L’incontro con Trump, la nomina di Bassetti. Analisi delle mosse di papa Francesco

La Chiesa è in questi giorni al centro dell’attenzione pubblica per due eventi rilevanti: la nomina del cardinale di Perugia Gualtiero Bassetti alla presidenza della Cei e l’incontro del 24 maggio tra papa Francesco e il presidente americano Donald Trump. Per quanto riguarda Bassetti, la sua nomina era data quasi per scontata dalla maggioranza. «Chiunque lo conosca può confermare la sua forte attenzione alla dimensione pastorale. E questo è molto importante per Francesco, che quando ha tenuto il suo primo discorso dal soglio pontificio ha definito se stesso vescovo di Roma, e non Papa» spiega Andrea Sarubbi, giornalista di Tv2000. «La visione della Chiesa di Francesco è, per così dire, “federale”, con un capo in cima che però non è il sommo padrone. Molti temi fondamentali che in passato sono stati accentrati in Vaticano, con Francesco sono stati prima discussi con le conferenze episcopali locali. La sua visione collegiale è stata molto evidente in quest’ultimo concistoro, perché – ancora una volta – il Papa ha scelto i nuovi cardinali con un criterio geograficamente molto ampio, per coinvolgere nel governo della Chiesa anche le diocesi più lontane da Roma».

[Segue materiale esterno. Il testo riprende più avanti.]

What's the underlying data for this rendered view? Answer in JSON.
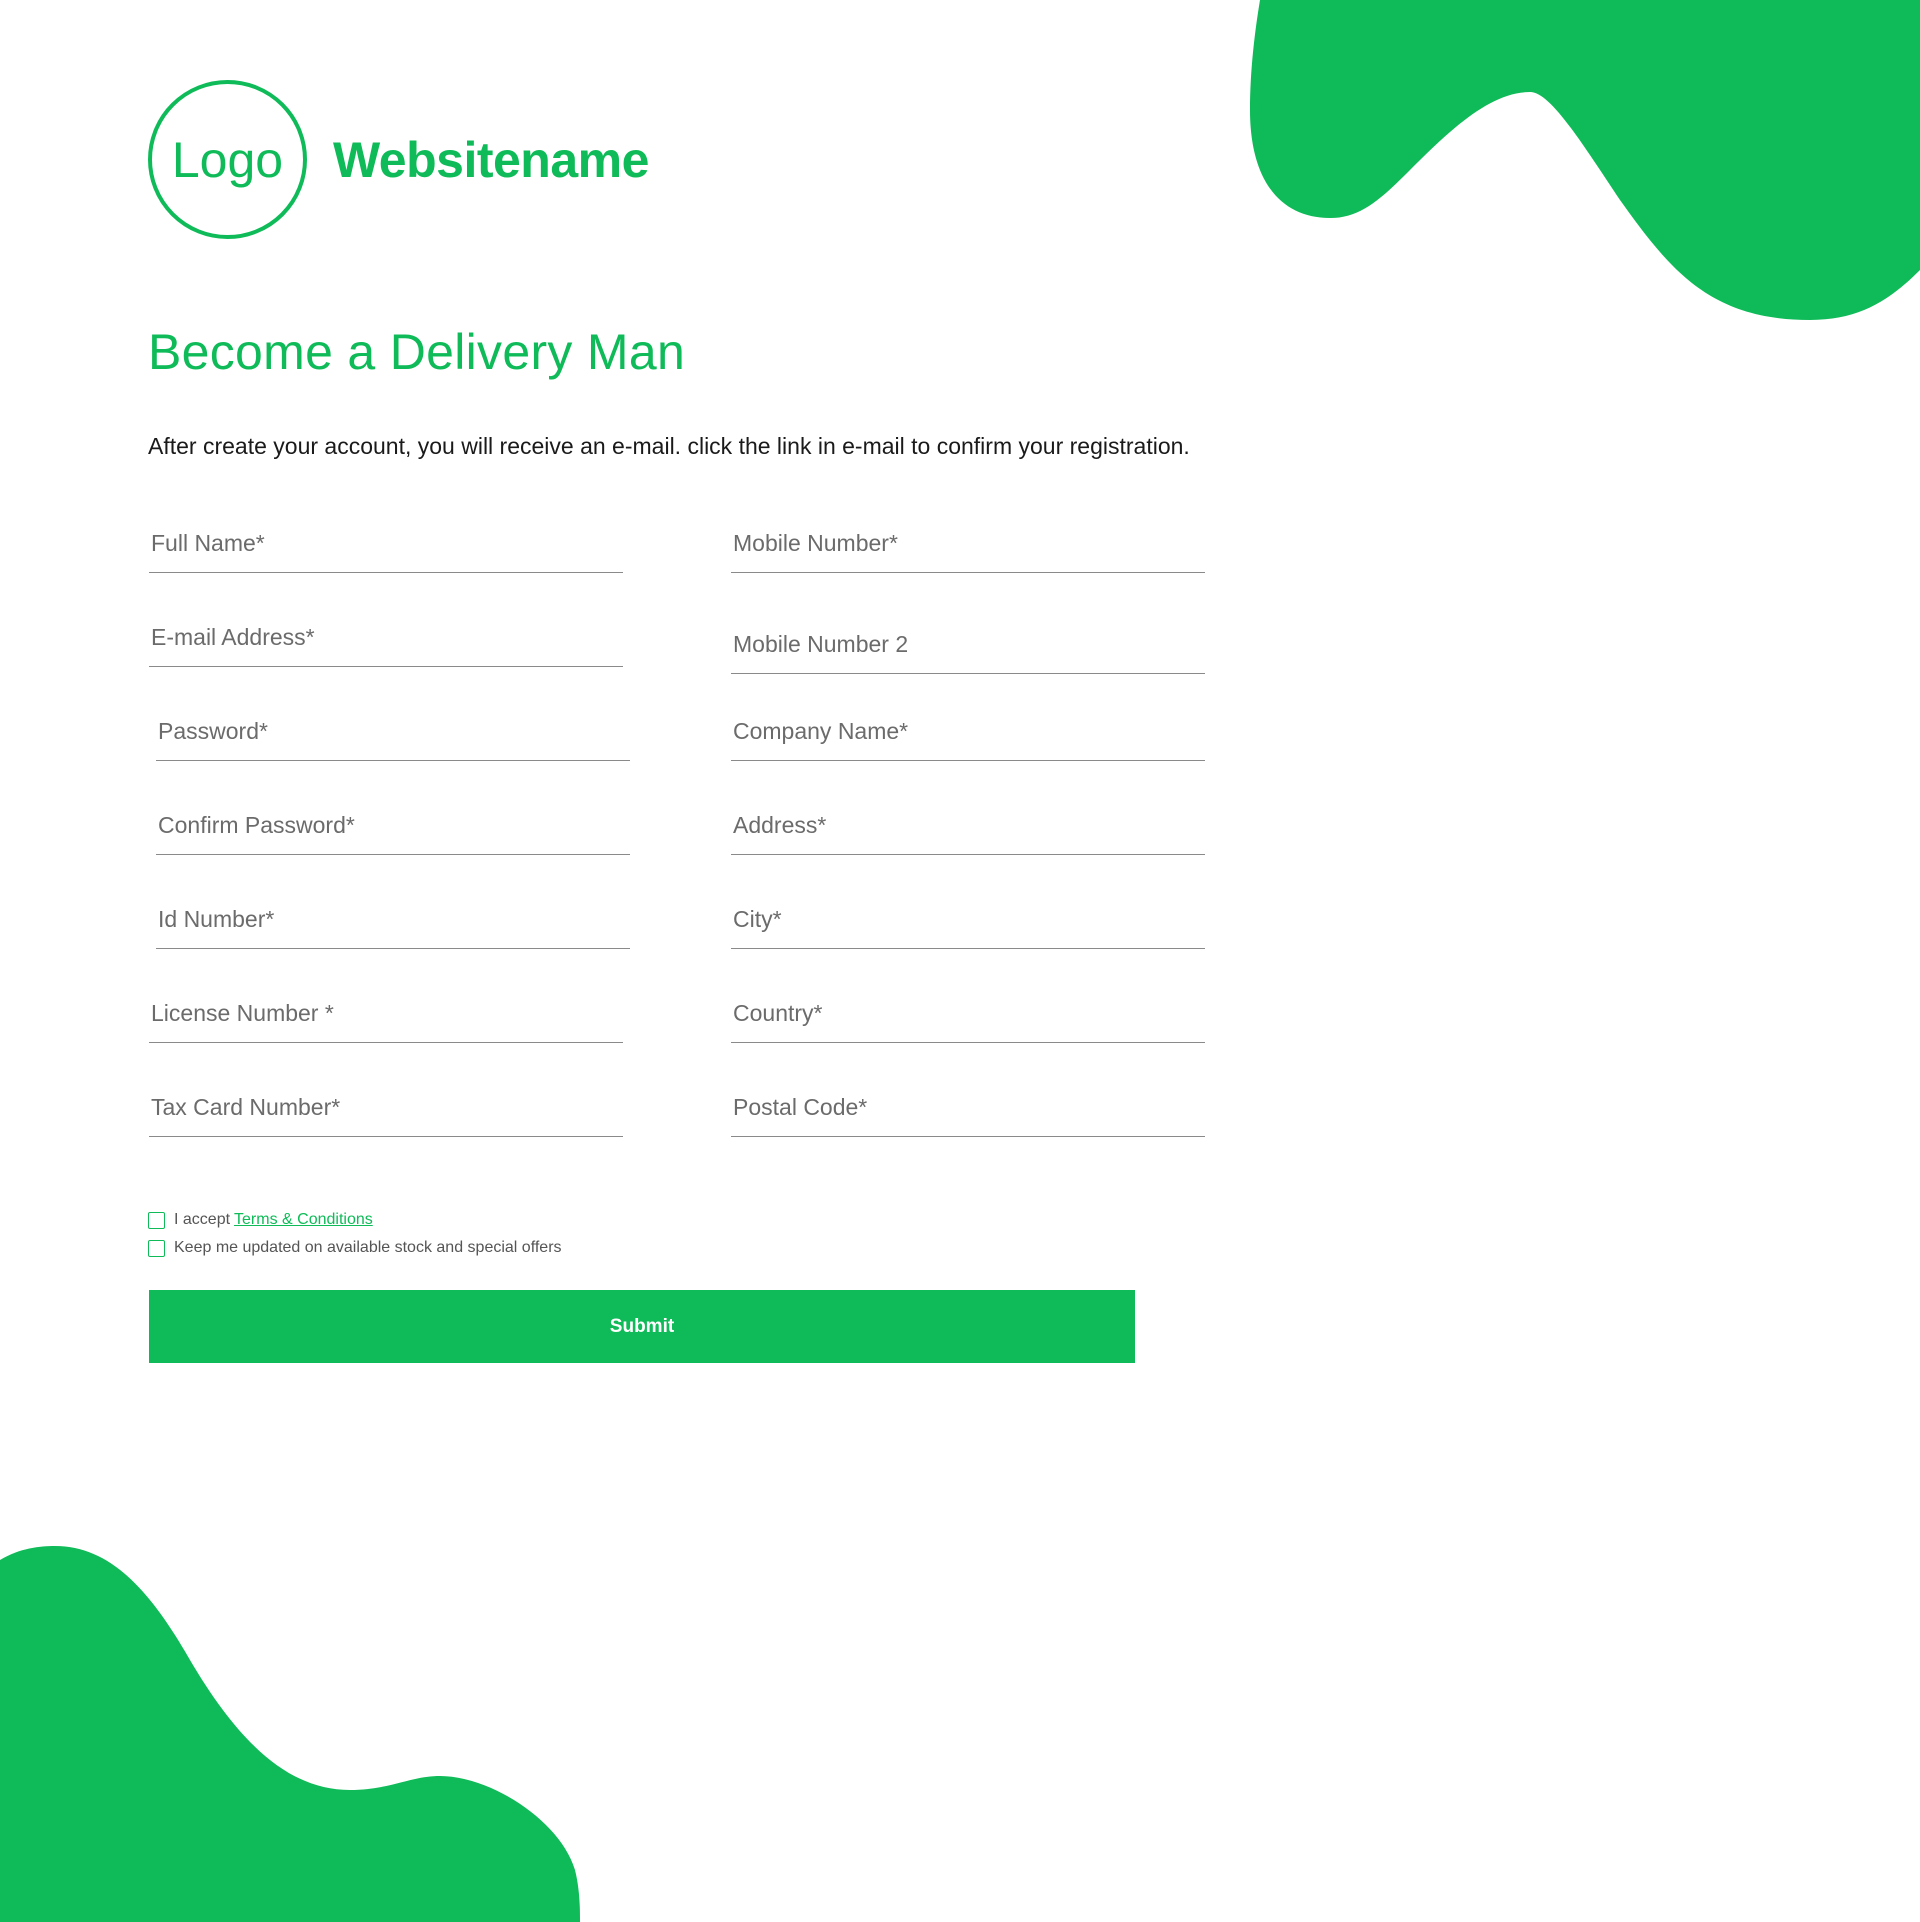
{
  "brand": {
    "logo_text": "Logo",
    "site_name": "Websitename",
    "color": "#0fbb58"
  },
  "page": {
    "title": "Become a Delivery Man",
    "subtitle": "After create your account, you will receive an e-mail. click the link in e-mail to confirm your registration."
  },
  "form": {
    "left_fields": [
      {
        "label": "Full Name*"
      },
      {
        "label": "E-mail Address*"
      },
      {
        "label": "Password*"
      },
      {
        "label": "Confirm Password*"
      },
      {
        "label": "Id Number*"
      },
      {
        "label": "License Number *"
      },
      {
        "label": "Tax Card Number*"
      }
    ],
    "right_fields": [
      {
        "label": "Mobile Number*"
      },
      {
        "label": "Mobile Number 2"
      },
      {
        "label": "Company Name*"
      },
      {
        "label": "Address*"
      },
      {
        "label": "City*"
      },
      {
        "label": "Country*"
      },
      {
        "label": "Postal Code*"
      }
    ],
    "terms": {
      "prefix": "I accept",
      "link_label": "Terms & Conditions"
    },
    "updates_label": "Keep me updated on available stock and special offers",
    "submit_label": "Submit"
  }
}
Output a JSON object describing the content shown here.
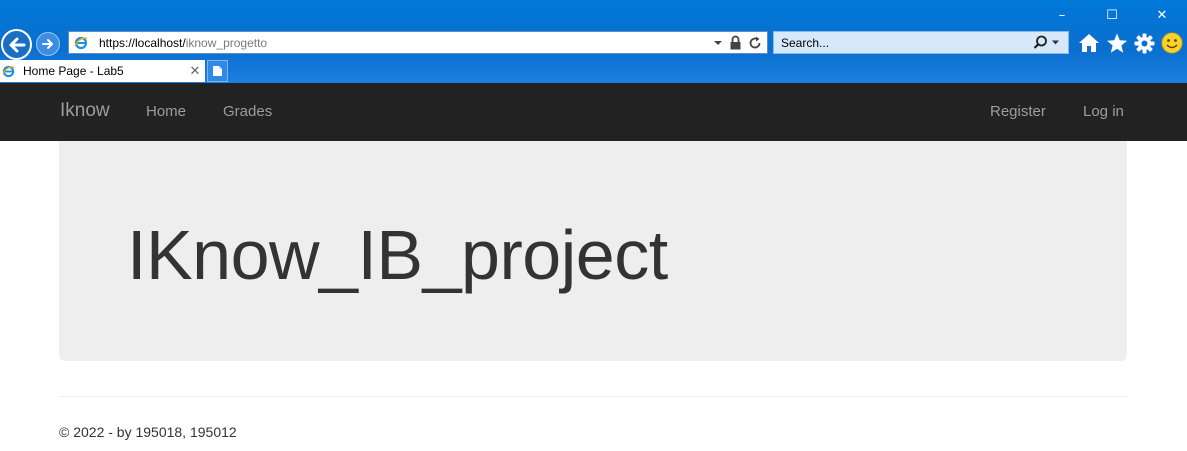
{
  "browser": {
    "window_controls": {
      "minimize": "–",
      "maximize": "☐",
      "close": "✕"
    },
    "address": {
      "protocol_host": "https://localhost/",
      "path": "iknow_progetto"
    },
    "search": {
      "placeholder": "Search..."
    },
    "tab": {
      "title": "Home Page - Lab5",
      "close": "✕"
    },
    "icons": [
      "back-icon",
      "forward-icon",
      "ie-favicon",
      "dropdown-icon",
      "lock-icon",
      "refresh-icon",
      "search-icon",
      "home-icon",
      "favorites-star-icon",
      "settings-gear-icon",
      "smiley-feedback-icon",
      "new-tab-icon"
    ],
    "colors": {
      "chrome": "#0078d7",
      "search_bg": "#d6e8fa"
    }
  },
  "navbar": {
    "brand": "Iknow",
    "links": [
      "Home",
      "Grades"
    ],
    "right_links": [
      "Register",
      "Log in"
    ],
    "colors": {
      "bg": "#222222",
      "link": "#9d9d9d"
    }
  },
  "jumbotron": {
    "title": "IKnow_IB_project",
    "colors": {
      "bg": "#eeeeee",
      "text": "#333333"
    }
  },
  "footer": {
    "text": "© 2022 - by 195018, 195012"
  }
}
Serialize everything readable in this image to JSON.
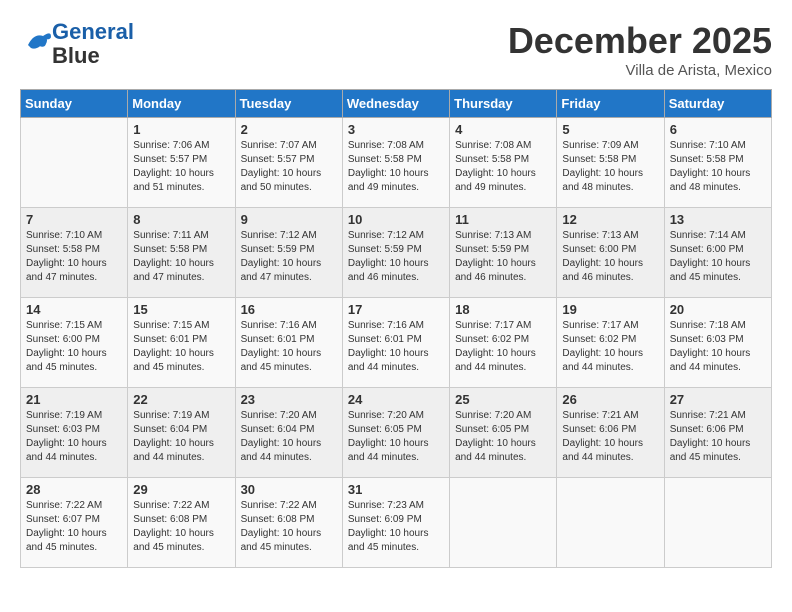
{
  "logo": {
    "line1": "General",
    "line2": "Blue"
  },
  "title": "December 2025",
  "subtitle": "Villa de Arista, Mexico",
  "weekdays": [
    "Sunday",
    "Monday",
    "Tuesday",
    "Wednesday",
    "Thursday",
    "Friday",
    "Saturday"
  ],
  "weeks": [
    [
      {
        "day": "",
        "info": ""
      },
      {
        "day": "1",
        "info": "Sunrise: 7:06 AM\nSunset: 5:57 PM\nDaylight: 10 hours\nand 51 minutes."
      },
      {
        "day": "2",
        "info": "Sunrise: 7:07 AM\nSunset: 5:57 PM\nDaylight: 10 hours\nand 50 minutes."
      },
      {
        "day": "3",
        "info": "Sunrise: 7:08 AM\nSunset: 5:58 PM\nDaylight: 10 hours\nand 49 minutes."
      },
      {
        "day": "4",
        "info": "Sunrise: 7:08 AM\nSunset: 5:58 PM\nDaylight: 10 hours\nand 49 minutes."
      },
      {
        "day": "5",
        "info": "Sunrise: 7:09 AM\nSunset: 5:58 PM\nDaylight: 10 hours\nand 48 minutes."
      },
      {
        "day": "6",
        "info": "Sunrise: 7:10 AM\nSunset: 5:58 PM\nDaylight: 10 hours\nand 48 minutes."
      }
    ],
    [
      {
        "day": "7",
        "info": "Sunrise: 7:10 AM\nSunset: 5:58 PM\nDaylight: 10 hours\nand 47 minutes."
      },
      {
        "day": "8",
        "info": "Sunrise: 7:11 AM\nSunset: 5:58 PM\nDaylight: 10 hours\nand 47 minutes."
      },
      {
        "day": "9",
        "info": "Sunrise: 7:12 AM\nSunset: 5:59 PM\nDaylight: 10 hours\nand 47 minutes."
      },
      {
        "day": "10",
        "info": "Sunrise: 7:12 AM\nSunset: 5:59 PM\nDaylight: 10 hours\nand 46 minutes."
      },
      {
        "day": "11",
        "info": "Sunrise: 7:13 AM\nSunset: 5:59 PM\nDaylight: 10 hours\nand 46 minutes."
      },
      {
        "day": "12",
        "info": "Sunrise: 7:13 AM\nSunset: 6:00 PM\nDaylight: 10 hours\nand 46 minutes."
      },
      {
        "day": "13",
        "info": "Sunrise: 7:14 AM\nSunset: 6:00 PM\nDaylight: 10 hours\nand 45 minutes."
      }
    ],
    [
      {
        "day": "14",
        "info": "Sunrise: 7:15 AM\nSunset: 6:00 PM\nDaylight: 10 hours\nand 45 minutes."
      },
      {
        "day": "15",
        "info": "Sunrise: 7:15 AM\nSunset: 6:01 PM\nDaylight: 10 hours\nand 45 minutes."
      },
      {
        "day": "16",
        "info": "Sunrise: 7:16 AM\nSunset: 6:01 PM\nDaylight: 10 hours\nand 45 minutes."
      },
      {
        "day": "17",
        "info": "Sunrise: 7:16 AM\nSunset: 6:01 PM\nDaylight: 10 hours\nand 44 minutes."
      },
      {
        "day": "18",
        "info": "Sunrise: 7:17 AM\nSunset: 6:02 PM\nDaylight: 10 hours\nand 44 minutes."
      },
      {
        "day": "19",
        "info": "Sunrise: 7:17 AM\nSunset: 6:02 PM\nDaylight: 10 hours\nand 44 minutes."
      },
      {
        "day": "20",
        "info": "Sunrise: 7:18 AM\nSunset: 6:03 PM\nDaylight: 10 hours\nand 44 minutes."
      }
    ],
    [
      {
        "day": "21",
        "info": "Sunrise: 7:19 AM\nSunset: 6:03 PM\nDaylight: 10 hours\nand 44 minutes."
      },
      {
        "day": "22",
        "info": "Sunrise: 7:19 AM\nSunset: 6:04 PM\nDaylight: 10 hours\nand 44 minutes."
      },
      {
        "day": "23",
        "info": "Sunrise: 7:20 AM\nSunset: 6:04 PM\nDaylight: 10 hours\nand 44 minutes."
      },
      {
        "day": "24",
        "info": "Sunrise: 7:20 AM\nSunset: 6:05 PM\nDaylight: 10 hours\nand 44 minutes."
      },
      {
        "day": "25",
        "info": "Sunrise: 7:20 AM\nSunset: 6:05 PM\nDaylight: 10 hours\nand 44 minutes."
      },
      {
        "day": "26",
        "info": "Sunrise: 7:21 AM\nSunset: 6:06 PM\nDaylight: 10 hours\nand 44 minutes."
      },
      {
        "day": "27",
        "info": "Sunrise: 7:21 AM\nSunset: 6:06 PM\nDaylight: 10 hours\nand 45 minutes."
      }
    ],
    [
      {
        "day": "28",
        "info": "Sunrise: 7:22 AM\nSunset: 6:07 PM\nDaylight: 10 hours\nand 45 minutes."
      },
      {
        "day": "29",
        "info": "Sunrise: 7:22 AM\nSunset: 6:08 PM\nDaylight: 10 hours\nand 45 minutes."
      },
      {
        "day": "30",
        "info": "Sunrise: 7:22 AM\nSunset: 6:08 PM\nDaylight: 10 hours\nand 45 minutes."
      },
      {
        "day": "31",
        "info": "Sunrise: 7:23 AM\nSunset: 6:09 PM\nDaylight: 10 hours\nand 45 minutes."
      },
      {
        "day": "",
        "info": ""
      },
      {
        "day": "",
        "info": ""
      },
      {
        "day": "",
        "info": ""
      }
    ]
  ]
}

PERCHÉ BASSETTI. «Francesco – prosegue Sarubbi – vuole che i posti di responsabilità siano il più possibile diffusi geograficamente e che, lo ha sempre detto, “ogni pastore abbia l’odore delle pecore”. Bassetti è l’uomo giusto perché è conosciuto e presente attivamente sul territorio, non un semplice “manager” (per esempio, è stato molto vicino a Mondo X di Cetona, una comunità che aiuta persone in difficoltà, soprattutto drogati)». Secondo alcuni osservatori tra i tre candidati quello più vicino alle posizioni di papa Bergoglio era Francesco Montenegro, arcivescovo di Agrigento e nominato cardinale dallo stesso Francesco. «Ma se la presidenza della Cei fosse andata a Montenegro, una parte della Chiesa l’avrebbe vissuta come l’imposizione di un unico punto di vista, quello di Bergoglio. Invece il Papa, con la scelta di Bassetti, è stato capace di tenere insieme le diverse anime della Chiesa». Sempre nell’ottica di un corpo collegiale, ricorda Sarubbi, papa Francesco ha anche tenuto conto che Bassetti aveva riscosso il maggior numero di voti dei vescovi italiani.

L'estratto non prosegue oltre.